I have had very similar tuning experiences where on an engine that I’ll call close on the tune up you can change one variable, be it heat range or jet or even coolant temp and see the effects on the plug. I could be wrong, but I have never seen the heat range on a healthy engine with a decent tune up effect the ground strap.
 
Well it looks good! I love the old Mark IV engines. They can make some big power.
Thanks. This is a gen6 block. We were all kind of surprised at the torque curve this thing has. At one point Someone in the cell said, “that thing makes torque like a train” and it did it on very little boost. We didn’t pull it lower than 3000 but on every pull it made over 700lb/ft the entire way. Like a table top.
 
Thanks. This is a gen6 block. We were all kind of surprised at the torque curve this thing has. At one point Someone in the cell said, “that thing makes torque like a train” and it did it on very little boost. We didn’t pull it lower than 3000 but on every pull it made over 700lb/ft the entire way. Like a table top.
That's pretty funny. I've always said all you gotta do is bolt a big block together and it's gonna make power.
 
@Mattax shrinkers opinion on the timing mark and the ground strap is contrary to everything I have ever heard. It’s messing with my head.
 
Interesting, and do you trust what he has to say?
I value his testing and experience a lot. Anyone who doesn’t is crazy. The guy was borderline genius. But like @Rat Bastid my experience has led me to believe something different. And I’ve been in some circles of well respected people that I guarantee you would have a different opinion. But this is how we learn.
 
We did a plug read after every two or so dyno pulls in the beginning while we were sweeping the timing. I could literally watch the timing mark walk down the strap.
 
@Mattax there is so much information in that article it’s hard to digest with only two read throughs. I’ll have to read it again and again before properly understanding a lot of that. As with most of his (Shrinker’s) writings. Thanks
apparently folks down under thought he made their head shrink. LOL
Makes mine think its going to explode.
@Mattax shrinkers opinion on the timing mark and the ground strap is contrary to everything I have ever heard. It’s messing with my head.
I read it (page 10) that he couldn't correlate it.

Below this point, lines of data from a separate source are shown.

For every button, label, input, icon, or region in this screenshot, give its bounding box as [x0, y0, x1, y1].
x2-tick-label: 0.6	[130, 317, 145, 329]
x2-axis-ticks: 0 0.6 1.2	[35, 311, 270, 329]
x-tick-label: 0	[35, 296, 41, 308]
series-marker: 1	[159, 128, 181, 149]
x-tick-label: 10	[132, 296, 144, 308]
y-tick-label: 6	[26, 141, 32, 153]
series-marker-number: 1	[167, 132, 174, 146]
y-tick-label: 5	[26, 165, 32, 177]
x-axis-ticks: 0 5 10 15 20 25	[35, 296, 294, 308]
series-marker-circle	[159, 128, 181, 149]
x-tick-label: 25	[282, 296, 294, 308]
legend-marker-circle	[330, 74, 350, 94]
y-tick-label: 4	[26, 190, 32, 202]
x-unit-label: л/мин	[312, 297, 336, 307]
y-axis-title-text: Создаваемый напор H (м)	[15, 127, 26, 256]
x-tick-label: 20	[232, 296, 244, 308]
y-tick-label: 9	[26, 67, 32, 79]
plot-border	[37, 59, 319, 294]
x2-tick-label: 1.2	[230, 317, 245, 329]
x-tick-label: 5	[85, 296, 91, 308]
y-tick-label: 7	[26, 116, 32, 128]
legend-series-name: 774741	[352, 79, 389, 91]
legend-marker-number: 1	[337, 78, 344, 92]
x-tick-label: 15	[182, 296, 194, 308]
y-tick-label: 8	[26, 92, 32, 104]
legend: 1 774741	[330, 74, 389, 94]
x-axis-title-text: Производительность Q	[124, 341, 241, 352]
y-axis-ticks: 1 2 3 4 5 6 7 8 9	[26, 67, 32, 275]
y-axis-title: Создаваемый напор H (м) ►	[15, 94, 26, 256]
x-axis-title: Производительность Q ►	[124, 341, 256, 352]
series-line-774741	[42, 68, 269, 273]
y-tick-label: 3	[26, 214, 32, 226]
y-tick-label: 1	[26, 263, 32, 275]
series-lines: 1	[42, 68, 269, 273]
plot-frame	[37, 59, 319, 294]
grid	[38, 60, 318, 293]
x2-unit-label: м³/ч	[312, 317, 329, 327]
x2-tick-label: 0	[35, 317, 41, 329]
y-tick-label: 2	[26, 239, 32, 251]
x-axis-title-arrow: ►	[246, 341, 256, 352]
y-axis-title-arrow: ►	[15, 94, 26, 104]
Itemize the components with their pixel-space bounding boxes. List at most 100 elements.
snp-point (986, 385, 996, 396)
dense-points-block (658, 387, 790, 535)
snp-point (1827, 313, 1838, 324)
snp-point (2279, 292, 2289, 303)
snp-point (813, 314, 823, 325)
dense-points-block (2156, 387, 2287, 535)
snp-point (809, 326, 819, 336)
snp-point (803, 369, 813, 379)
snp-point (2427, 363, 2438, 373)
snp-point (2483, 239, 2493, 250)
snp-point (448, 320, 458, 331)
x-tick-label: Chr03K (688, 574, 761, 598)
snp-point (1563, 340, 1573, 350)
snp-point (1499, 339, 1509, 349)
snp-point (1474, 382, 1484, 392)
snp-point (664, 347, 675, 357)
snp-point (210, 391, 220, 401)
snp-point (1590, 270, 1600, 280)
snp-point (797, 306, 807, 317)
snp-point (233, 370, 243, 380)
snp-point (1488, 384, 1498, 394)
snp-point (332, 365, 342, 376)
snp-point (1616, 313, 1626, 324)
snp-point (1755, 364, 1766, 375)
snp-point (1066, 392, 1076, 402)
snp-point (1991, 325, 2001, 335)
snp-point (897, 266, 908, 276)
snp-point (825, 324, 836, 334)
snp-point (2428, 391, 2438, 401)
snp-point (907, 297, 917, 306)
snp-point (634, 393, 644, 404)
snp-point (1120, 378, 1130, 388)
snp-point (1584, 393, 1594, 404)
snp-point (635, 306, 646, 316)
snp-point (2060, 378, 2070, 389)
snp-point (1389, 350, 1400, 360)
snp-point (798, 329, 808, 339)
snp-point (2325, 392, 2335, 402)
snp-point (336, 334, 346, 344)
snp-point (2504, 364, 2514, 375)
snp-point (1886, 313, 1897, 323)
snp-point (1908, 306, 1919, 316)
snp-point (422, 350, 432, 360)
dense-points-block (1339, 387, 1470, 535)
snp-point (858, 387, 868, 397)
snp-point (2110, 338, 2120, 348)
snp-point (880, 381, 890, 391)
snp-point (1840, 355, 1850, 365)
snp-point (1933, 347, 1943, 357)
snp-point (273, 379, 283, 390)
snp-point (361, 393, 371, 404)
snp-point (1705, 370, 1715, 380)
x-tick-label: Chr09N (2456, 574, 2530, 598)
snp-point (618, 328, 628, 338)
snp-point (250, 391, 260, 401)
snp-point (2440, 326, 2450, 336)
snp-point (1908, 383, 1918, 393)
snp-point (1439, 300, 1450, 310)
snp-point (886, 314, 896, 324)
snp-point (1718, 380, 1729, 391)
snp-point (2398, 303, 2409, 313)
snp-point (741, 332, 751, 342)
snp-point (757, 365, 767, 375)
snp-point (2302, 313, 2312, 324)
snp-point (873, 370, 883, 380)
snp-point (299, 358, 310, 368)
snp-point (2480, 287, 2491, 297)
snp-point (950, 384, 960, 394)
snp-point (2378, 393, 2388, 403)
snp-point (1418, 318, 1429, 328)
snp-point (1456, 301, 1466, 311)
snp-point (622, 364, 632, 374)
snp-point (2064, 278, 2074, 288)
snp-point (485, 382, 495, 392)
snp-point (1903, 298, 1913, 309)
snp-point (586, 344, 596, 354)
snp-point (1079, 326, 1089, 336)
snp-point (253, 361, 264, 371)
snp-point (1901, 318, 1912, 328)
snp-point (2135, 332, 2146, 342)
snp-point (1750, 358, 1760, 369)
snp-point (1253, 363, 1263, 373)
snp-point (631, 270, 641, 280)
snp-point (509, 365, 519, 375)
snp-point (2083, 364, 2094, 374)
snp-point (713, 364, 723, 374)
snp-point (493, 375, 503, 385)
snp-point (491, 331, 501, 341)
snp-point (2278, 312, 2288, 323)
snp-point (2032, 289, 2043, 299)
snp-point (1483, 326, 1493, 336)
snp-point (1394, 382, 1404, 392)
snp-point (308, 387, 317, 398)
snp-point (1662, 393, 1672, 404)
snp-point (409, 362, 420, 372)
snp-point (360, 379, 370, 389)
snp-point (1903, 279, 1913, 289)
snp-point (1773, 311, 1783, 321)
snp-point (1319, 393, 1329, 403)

There is no evidence of overheating. The line on the strap electrode that is near the weld
is sometimes interpreted by tuners to be evidence of the ideal ignition timing. The rule is
often quoted as being to adjust the timing so that the line appears in the middle of the
bend of the strap electrode. I do not agree with this theory. There is ample evidence from
improved atomization style burns that this line exists only under some conditions and I
have not been able to establish a link to the optimum timing degree. It is not as simple as
that.


But as he wrote in the begining, all these things are contextual. So under certain conditions we see different things than other conditions. If you move timing and see the line on the strap move - then there is a relation. Is it because the timing changed or because the way the flame developed? Lets say its the latter. Well maybe that doesn't matter to us because we only have limited tools to change the atomization - where for him, he might change the booster or even the combustion chamber depending on the project. For us, we just want to optimize what we got so we focus on timing, amnd maybe something simple like trying to direct a litle more fuel toward or away from a cylinder.

Just thowing that out as possible explanation. He thought about everything from the inside out - he'd start with how did it burn, based on what evidence did it left and then work toward what caused it to burn that way.